En un contexto de hiperconexión digital, la posibilidad de aburrirse parece escasa. Sin embargo, según expertos consultados por la revista Real Simple, ese estado puede reportar beneficios psicológicos y emocionales. Lisa Thomson, terapeuta familiar, afirmó que “el aburrimiento no es un problema que haya que resolver”, sino un estado natural del cual se ha aprendido a huir. Thomson sostuvo que “nos vendría bien más tiempo libre”.

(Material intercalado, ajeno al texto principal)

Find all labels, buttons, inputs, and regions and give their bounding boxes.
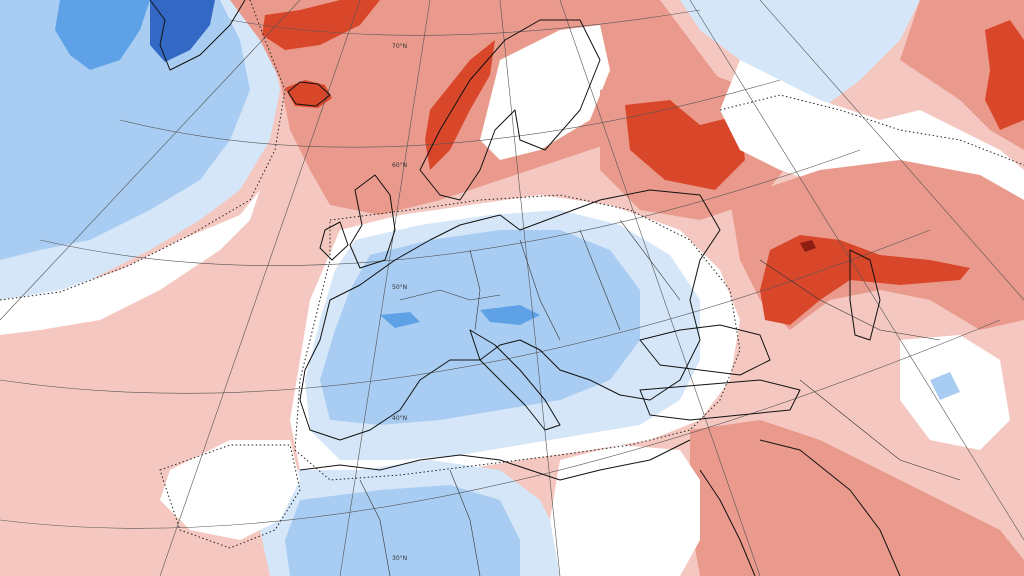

Rebecca Boone, consejera de salud mental y directora clínica, explicó que “a veces, lo que sentimos como una incomodidad por aburrimiento es en realidad nuestro sistema nervioso adaptándose a la ausencia de exigencias constantes”. Boone señaló que durante los periodos de menor estimulación, el cuerpo y la mente transitan de un estado de alerta a uno más tranquilo: “no hacer nada permite que el sistema nervioso pase de su estado de ‘lucha o huida’ a un estado más tranquilo de descanso y digestión”. Además, indicó que “la estimulación constante puede ser mentalmente agotadora porque nuestra atención se ve continuamente dispersa” y que los periodos de aburrimiento intencional permiten que los recursos cognitivos se repongan.
En cuanto a la creatividad, Thomson mencionó la activación de la red neuronal por defecto, un sistema cerebral asociado con la imaginación y la resolución creativa de problemas. “Cuando dejamos de consumir información, el cerebro empieza a conectarla”, sostuvo. Boone agregó que el aburrimiento surge “cuando no estamos involucrados, estimulados o conectados de manera significativa con lo que estamos haciendo en ese momento”. Katie Rose, trabajadora social clínica, afirmó que el aburrimiento puede ser una señal para revisar valores e intereses personales.
Para incorporar estos beneficios en la rutina diaria, Thomson sugirió prácticas como dejar el teléfono en casa durante un paseo corto, esperar unos minutos en silencio antes de entrar a una tienda o evitar revisar redes sociales al hacer fila. Según los especialistas, incluso diez minutos al día sin dispositivos pueden marcar la diferencia.